Mike, all of this, IMO, puts you firmly in the “technical” camp. Within this, we can debate whether or not ROA or SOA is “better”. But I only wanted to point out that before we have a discussion like this, we need to agree that we are indeed talking at the same level.
I fully agree one could implement REST with Web services, although there’s little point in doing so.
When you write “Service-orientation … does insist that the service interfaces be rigorously specified”, I agree that this would be a reasonable constraint to define “technical” SOA. I just want to point out that there is no single definitive, normative source one could point to that defines this — i.e. there is no document in the SOA space that plays the same role as Fielding’s dissertation does for REST.
I think it’s reasonable to ask “what is SOA?” and get a straightforward answer. That there’s none forthcoming is a concern of mine.
Bill - while I agree, it’s hard to discuss the merits of alternative approaches if “SOA” is simply dismissed because of this.
Given the comments posted today, 28th Sept by Jan Algermissen and myself to the Yahoo “service orientated architecture” list, it would be interesting to know whether you regard the ideas of “hypermedia as the engine of application state” as a business or a technical concept,
I don’t mean to evade the question, but I’d argue this is a case where a technical concept can have business implications.
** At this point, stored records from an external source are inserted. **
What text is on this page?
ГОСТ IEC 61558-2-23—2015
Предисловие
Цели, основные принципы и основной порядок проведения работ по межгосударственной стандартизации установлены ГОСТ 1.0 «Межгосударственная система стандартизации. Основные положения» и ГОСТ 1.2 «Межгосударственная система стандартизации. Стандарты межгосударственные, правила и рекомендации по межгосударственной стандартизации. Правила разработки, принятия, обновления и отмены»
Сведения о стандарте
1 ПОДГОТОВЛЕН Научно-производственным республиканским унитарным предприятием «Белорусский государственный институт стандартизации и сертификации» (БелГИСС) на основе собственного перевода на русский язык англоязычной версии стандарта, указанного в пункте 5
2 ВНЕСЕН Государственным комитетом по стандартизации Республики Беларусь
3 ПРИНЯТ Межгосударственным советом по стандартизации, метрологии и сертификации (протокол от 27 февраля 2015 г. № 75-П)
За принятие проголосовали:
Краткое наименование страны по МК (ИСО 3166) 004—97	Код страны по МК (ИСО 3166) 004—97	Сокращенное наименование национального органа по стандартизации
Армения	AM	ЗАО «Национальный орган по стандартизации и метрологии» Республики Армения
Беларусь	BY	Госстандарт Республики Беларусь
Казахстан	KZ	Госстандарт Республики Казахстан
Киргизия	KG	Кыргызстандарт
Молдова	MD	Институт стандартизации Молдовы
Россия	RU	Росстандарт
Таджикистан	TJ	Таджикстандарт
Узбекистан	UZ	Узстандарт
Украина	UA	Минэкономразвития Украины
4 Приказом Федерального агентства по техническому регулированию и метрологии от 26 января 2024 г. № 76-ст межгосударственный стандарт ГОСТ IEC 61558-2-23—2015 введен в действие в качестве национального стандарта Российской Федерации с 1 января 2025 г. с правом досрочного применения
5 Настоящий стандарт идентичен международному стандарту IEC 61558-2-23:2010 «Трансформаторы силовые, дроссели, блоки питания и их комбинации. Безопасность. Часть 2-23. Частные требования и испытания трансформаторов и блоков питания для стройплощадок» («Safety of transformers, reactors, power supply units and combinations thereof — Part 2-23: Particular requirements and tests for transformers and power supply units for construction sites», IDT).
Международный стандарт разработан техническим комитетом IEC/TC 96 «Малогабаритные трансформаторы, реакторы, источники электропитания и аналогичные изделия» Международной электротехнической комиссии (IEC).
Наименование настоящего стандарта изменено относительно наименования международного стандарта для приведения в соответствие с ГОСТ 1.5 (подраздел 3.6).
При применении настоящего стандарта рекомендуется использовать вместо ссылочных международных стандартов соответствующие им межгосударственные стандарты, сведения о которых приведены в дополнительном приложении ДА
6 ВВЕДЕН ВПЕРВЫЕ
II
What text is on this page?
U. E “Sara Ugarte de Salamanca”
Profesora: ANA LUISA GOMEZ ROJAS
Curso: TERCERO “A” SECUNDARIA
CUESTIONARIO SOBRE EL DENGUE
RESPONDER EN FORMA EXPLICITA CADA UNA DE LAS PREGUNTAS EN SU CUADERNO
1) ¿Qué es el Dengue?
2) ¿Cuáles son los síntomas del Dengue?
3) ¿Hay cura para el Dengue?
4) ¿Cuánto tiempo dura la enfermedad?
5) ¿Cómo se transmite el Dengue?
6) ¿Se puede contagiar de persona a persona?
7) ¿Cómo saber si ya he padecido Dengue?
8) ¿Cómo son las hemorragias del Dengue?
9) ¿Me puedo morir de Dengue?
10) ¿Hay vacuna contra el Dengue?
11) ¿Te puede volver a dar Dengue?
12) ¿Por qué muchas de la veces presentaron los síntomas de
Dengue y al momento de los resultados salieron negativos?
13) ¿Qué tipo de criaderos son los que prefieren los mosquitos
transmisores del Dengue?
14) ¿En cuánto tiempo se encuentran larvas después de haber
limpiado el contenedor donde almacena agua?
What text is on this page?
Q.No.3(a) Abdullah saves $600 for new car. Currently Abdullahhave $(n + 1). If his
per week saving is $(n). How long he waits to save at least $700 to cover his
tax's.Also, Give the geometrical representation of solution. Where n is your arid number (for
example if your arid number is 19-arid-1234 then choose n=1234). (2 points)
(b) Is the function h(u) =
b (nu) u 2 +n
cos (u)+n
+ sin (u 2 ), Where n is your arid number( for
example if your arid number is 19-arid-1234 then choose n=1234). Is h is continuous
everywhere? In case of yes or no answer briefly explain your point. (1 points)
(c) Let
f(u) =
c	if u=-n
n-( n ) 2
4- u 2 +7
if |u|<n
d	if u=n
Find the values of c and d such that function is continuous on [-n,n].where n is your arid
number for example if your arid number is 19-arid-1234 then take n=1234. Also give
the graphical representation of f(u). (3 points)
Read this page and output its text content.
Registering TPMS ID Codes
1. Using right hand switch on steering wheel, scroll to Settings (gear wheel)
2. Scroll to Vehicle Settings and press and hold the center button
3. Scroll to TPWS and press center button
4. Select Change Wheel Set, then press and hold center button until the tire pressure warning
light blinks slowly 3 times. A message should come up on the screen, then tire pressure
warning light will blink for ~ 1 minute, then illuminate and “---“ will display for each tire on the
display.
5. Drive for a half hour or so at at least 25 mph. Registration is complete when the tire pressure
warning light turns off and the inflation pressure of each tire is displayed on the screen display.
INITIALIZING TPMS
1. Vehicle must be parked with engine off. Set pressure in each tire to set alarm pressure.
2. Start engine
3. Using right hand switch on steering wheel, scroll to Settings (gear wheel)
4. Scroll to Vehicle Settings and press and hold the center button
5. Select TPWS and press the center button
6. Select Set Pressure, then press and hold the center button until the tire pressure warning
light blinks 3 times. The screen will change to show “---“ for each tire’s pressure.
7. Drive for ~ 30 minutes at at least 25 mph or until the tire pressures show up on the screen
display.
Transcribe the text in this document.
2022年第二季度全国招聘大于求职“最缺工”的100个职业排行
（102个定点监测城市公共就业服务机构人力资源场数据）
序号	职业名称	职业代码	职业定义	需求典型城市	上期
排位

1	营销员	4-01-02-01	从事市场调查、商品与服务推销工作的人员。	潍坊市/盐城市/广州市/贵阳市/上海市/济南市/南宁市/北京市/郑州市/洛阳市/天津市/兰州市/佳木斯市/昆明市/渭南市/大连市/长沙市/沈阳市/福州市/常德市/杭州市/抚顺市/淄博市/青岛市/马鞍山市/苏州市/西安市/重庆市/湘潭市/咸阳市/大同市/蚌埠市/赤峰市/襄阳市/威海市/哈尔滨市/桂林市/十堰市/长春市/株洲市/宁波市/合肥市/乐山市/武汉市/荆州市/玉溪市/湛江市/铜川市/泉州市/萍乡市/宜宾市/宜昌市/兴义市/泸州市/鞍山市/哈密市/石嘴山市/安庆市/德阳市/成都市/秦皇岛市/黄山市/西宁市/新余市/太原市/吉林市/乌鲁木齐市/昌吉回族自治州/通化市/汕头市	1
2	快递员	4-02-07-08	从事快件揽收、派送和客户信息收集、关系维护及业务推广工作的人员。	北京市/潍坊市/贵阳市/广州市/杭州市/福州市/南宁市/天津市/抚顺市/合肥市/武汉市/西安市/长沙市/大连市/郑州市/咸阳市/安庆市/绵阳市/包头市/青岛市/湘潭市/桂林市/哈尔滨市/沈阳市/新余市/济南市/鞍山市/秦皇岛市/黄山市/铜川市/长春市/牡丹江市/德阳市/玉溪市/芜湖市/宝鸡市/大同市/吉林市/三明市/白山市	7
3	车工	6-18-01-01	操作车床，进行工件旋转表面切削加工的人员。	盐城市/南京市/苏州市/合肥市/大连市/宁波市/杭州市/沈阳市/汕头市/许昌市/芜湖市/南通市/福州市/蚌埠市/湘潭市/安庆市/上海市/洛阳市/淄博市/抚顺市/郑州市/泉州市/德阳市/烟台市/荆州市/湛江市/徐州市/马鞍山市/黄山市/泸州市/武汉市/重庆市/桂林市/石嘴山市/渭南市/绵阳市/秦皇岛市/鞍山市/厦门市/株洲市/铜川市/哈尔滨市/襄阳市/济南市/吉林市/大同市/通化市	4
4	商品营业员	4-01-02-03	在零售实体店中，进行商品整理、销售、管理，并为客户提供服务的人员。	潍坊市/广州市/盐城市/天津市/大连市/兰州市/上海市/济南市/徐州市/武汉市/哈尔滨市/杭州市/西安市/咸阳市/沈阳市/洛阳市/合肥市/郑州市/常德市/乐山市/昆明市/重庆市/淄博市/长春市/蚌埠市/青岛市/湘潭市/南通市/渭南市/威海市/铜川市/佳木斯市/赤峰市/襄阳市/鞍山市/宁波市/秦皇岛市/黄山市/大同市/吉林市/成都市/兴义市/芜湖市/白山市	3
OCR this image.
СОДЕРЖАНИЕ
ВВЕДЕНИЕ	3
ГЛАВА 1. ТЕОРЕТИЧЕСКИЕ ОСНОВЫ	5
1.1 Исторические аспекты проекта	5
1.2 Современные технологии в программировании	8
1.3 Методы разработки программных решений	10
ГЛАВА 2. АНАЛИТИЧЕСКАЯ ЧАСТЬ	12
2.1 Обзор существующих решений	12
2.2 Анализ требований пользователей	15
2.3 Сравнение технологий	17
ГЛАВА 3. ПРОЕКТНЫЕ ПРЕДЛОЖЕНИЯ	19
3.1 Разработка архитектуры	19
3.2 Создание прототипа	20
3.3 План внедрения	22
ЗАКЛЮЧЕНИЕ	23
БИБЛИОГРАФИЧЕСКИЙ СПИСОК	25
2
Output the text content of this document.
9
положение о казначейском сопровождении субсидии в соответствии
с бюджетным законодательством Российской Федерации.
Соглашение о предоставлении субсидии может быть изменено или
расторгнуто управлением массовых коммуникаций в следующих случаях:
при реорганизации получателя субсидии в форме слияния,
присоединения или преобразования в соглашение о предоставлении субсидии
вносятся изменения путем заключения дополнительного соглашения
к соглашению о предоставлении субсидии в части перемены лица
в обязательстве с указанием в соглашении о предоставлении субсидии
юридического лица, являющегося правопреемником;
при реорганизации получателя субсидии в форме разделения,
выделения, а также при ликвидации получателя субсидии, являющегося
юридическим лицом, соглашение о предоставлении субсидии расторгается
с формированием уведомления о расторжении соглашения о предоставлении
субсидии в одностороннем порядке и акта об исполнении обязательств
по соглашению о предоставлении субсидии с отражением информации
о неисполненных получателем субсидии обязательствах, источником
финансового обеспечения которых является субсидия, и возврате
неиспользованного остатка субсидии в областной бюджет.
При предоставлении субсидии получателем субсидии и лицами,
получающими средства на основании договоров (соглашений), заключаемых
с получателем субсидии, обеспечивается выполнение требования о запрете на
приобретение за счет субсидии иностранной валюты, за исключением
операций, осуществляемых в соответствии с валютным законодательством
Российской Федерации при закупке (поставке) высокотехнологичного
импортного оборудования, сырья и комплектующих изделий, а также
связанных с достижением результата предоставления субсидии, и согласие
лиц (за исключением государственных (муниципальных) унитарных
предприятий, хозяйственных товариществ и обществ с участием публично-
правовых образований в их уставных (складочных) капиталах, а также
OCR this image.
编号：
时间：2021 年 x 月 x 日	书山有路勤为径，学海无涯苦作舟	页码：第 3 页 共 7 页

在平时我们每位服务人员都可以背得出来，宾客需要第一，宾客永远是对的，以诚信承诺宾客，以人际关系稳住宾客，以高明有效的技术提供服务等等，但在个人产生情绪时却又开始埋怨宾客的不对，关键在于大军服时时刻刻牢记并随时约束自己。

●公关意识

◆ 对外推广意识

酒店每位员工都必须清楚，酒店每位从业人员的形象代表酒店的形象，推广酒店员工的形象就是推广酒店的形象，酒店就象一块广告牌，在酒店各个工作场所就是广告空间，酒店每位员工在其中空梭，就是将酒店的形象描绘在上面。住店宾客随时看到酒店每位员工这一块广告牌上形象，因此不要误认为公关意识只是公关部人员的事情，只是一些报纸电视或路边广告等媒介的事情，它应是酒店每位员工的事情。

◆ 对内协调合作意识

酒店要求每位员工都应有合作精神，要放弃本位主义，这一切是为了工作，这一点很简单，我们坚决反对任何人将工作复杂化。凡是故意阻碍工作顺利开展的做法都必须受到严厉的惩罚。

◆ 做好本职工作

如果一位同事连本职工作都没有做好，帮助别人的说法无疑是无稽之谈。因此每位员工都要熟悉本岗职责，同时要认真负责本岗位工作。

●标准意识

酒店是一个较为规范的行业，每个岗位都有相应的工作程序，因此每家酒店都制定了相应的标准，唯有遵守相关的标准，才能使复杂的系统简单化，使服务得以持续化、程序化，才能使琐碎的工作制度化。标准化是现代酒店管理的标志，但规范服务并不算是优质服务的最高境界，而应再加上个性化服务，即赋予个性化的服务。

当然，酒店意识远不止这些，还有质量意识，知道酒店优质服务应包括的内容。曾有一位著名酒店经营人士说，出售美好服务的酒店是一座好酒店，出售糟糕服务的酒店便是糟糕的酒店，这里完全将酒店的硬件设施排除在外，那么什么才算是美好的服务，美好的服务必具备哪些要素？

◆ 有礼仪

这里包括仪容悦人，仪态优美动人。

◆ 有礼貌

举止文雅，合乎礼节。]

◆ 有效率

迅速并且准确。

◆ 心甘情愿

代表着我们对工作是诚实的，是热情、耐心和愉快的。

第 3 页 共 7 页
(Personally, I’m convinced that REST has much greater potential to support new business models than technical SOA because of its support for connecting stuff that wasn’t planned to be connected.)
The way I was raised, SOA was envisioned to federate disparate systems within an enterprise. Step one created a canonical data model, step two created a service layer (resource-oriented or not) to bind those systems into the SOA using old-fashioned integration techniques. Interestingly, the few SOA approaches I’ve been able to look at have leaned toward a resource-oriented approach in the service layer. But in the end, these people had to work with what they’ve had, so the interface wasn’t absolutely uniform. The quality of the uniform interface rests largely on having a well thought-out URI strategy, which is rarely done (yet). Nevertheless, I think debating SOA vs. REST is misleading and an injustice to both.
I actually agree that it should not be SOA vs. REST — I strongly believe that REST is the best (or possibly: least bad) way to achieve high-level SOA goals.